On a sunny spring morning last year, I walked from my home to a voting booth. As I locked my front door, I smiled at my next-door neighbors, a Muslim and immigrant family with small children who often communicate for their mother. I walked past the row of renovated houses across the street from my low-income neighborhood, a sign of increasing home prices and changing demographics in my gentrifying city. I walked into a church building that normally welcomed worshippers but had opened their doors for citizens to participate in a different kind of liturgy. 

I tell you this story, because it reframes how we often think about political participation. If social media or cable news tell the story, political participation is about scarcity and survival. It’s the good guys vs. the bad guys, “us” and “them,” eat or be eaten. Even in our better moments, we can think of politics as a unique realm of human life where the normal rules don’t apply: “Turn the other cheek” is good moral instruction for church pews, not voting booths.  

But what if “politics” wasn’t only about who we voted for, what party we supported, or what national policies we defended? What if the whole realm of human experience was included in our political participation? That’s what it felt like on election day in my neighborhood last year. I approached ballot measures and local candidates differently the more that I considered the neighbors who surrounded me on my walk to the voting booth. Their concerns — about affordable housing, just policing, accessible education, and community safety — shaped my votes. But these were not abstract concerns, these were the concerns of people in my community who I could name, picture and whose life shaped mine.  
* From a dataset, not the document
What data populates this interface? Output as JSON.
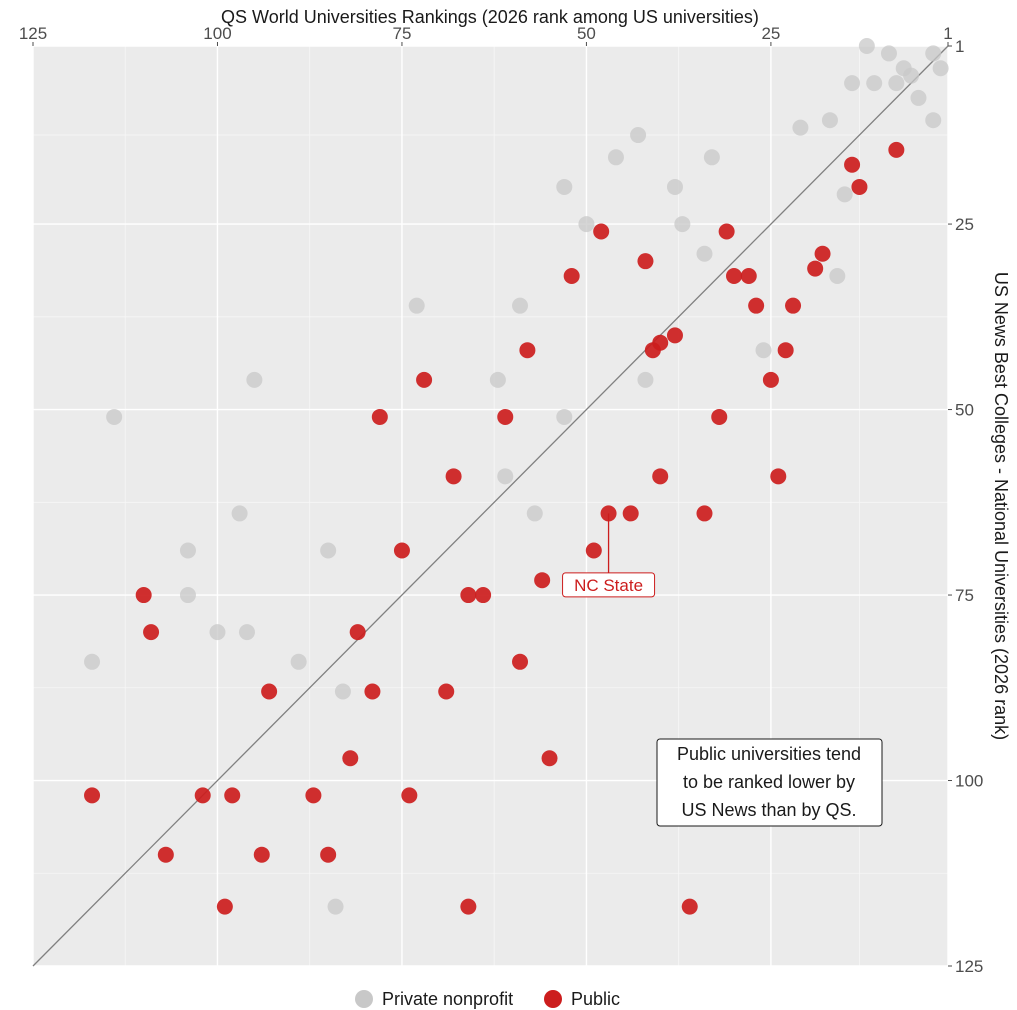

At its most basic, politics is simply about our common life together. The more that we share our lives with people, including people who are different from us and have different needs than us, the more faithful our political positions will be. How do we overcome the polarization and division in our communities? How do we learn to live with people who deeply disagree with us about important questions that shape our communities? We start by understanding our political life not as an opportunity for individual expression or a combat zone where we must defend our team, but as the forum in which we negotiate our common life together.